Authors: THOMAS CLANCY MD, STEVEN KITCHEN MD, PAIGE CHURCHILL BA, DEBORAH COVINGTON DrPH, JAMES HUNDLEY MD, JOHN GARY MAXWELL MD

Abstract

Abstract Background.The purpose of this paper was to determine whether Medicare reimbursement for hip fracture reaches cost in geriatric patients. Methods.We conducted a retrospective review using the hospital trauma registry. Demographics, operations, length of stay, clinical outcome, discharge disposition, hospital charges, and hospital costs were reviewed and compared with diagnosis-related group (DRG) reimbursement.

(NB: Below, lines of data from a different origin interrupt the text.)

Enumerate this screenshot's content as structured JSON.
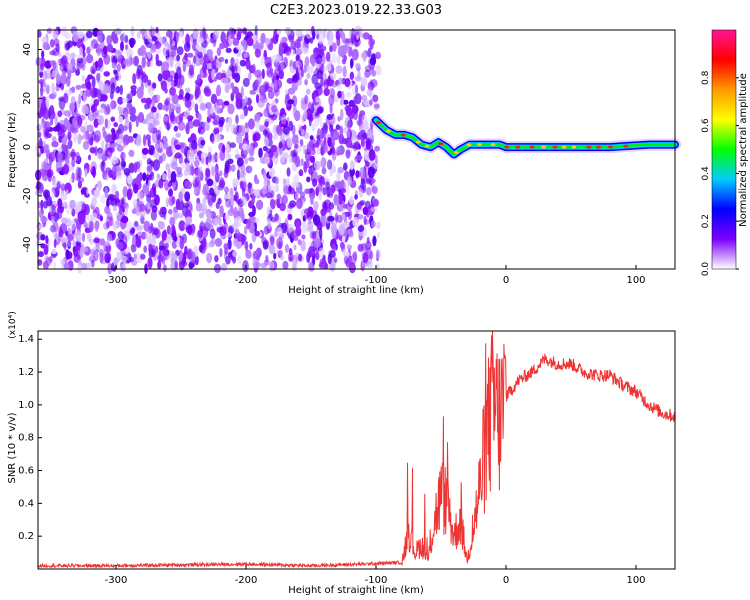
{
  "title": "C2E3.2023.019.22.33.G03",
  "chart_data": [
    {
      "type": "heatmap",
      "xlabel": "Height of straight line (km)",
      "ylabel": "Frequency (Hz)",
      "xlim": [
        -360,
        130
      ],
      "ylim": [
        -50,
        48
      ],
      "xticks": [
        -300,
        -200,
        -100,
        0,
        100
      ],
      "yticks": [
        -40,
        -20,
        0,
        20,
        40
      ],
      "grid": false,
      "noise_region_x": [
        -360,
        -98
      ],
      "signal_track": {
        "x": [
          -100,
          -92,
          -85,
          -78,
          -72,
          -65,
          -58,
          -52,
          -46,
          -40,
          -35,
          -28,
          -20,
          -12,
          -5,
          0,
          20,
          50,
          80,
          110,
          130
        ],
        "frequency": [
          11,
          7,
          5,
          5,
          4,
          1,
          0,
          2,
          0,
          -3,
          -1,
          1,
          1,
          1,
          1,
          0,
          0,
          0,
          0,
          1,
          1
        ]
      },
      "colorbar": {
        "label": "Normalized spectral amplitude",
        "range": [
          0,
          1
        ],
        "ticks": [
          0.0,
          0.2,
          0.4,
          0.6,
          0.8
        ],
        "tick_labels": [
          "0.0",
          "0.2",
          "0.4",
          "0.6",
          "0.8"
        ],
        "colors": [
          "#ffffff",
          "#7b00ff",
          "#0000ff",
          "#00ccff",
          "#00ff00",
          "#ffff00",
          "#ff9900",
          "#ff0000",
          "#ff1493"
        ]
      }
    },
    {
      "type": "line",
      "xlabel": "Height of straight line (km)",
      "ylabel": "SNR (10 * v/v)",
      "multiplier_label": "(x10⁴)",
      "xlim": [
        -360,
        130
      ],
      "ylim": [
        0,
        1.45
      ],
      "xticks": [
        -300,
        -200,
        -100,
        0,
        100
      ],
      "yticks": [
        0.2,
        0.4,
        0.6,
        0.8,
        1.0,
        1.2,
        1.4
      ],
      "ytick_labels": [
        "0.2",
        "0.4",
        "0.6",
        "0.8",
        "1.0",
        "1.2",
        "1.4"
      ],
      "grid": false,
      "series": [
        {
          "color": "#ee3333",
          "x": [
            -360,
            -300,
            -200,
            -150,
            -110,
            -80,
            -75,
            -70,
            -65,
            -60,
            -55,
            -50,
            -45,
            -40,
            -35,
            -30,
            -25,
            -20,
            -15,
            -10,
            -5,
            0,
            10,
            20,
            30,
            40,
            50,
            60,
            70,
            80,
            90,
            100,
            110,
            120,
            130
          ],
          "y": [
            0.02,
            0.02,
            0.03,
            0.02,
            0.03,
            0.04,
            0.25,
            0.1,
            0.15,
            0.05,
            0.3,
            0.45,
            0.4,
            0.2,
            0.3,
            0.05,
            0.25,
            0.5,
            0.8,
            1.0,
            0.9,
            1.05,
            1.15,
            1.2,
            1.28,
            1.25,
            1.25,
            1.2,
            1.18,
            1.18,
            1.12,
            1.08,
            1.0,
            0.95,
            0.93
          ]
        }
      ]
    }
  ]
}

Results.The study included 153 Medicare patients. Mortality was 3.9%, 71% were discharged to a nursing home or rehabilitation unit, and 25% went directly home. DRG reimbursement constituted 58% of charges. Compared with costs, the DRG amount represented a mean loss of nearly $1,000 per patient. Conclusion.DRG reimbursement undercompensates the community hospital trauma center for treating a common malady among the geriatric population. A population shift toward the elderly, decreasing Medicare remuneration, and the advance of managed care will make correct identification and control of costs extremely important for the hospital caring for hip fractures in the geriatric population.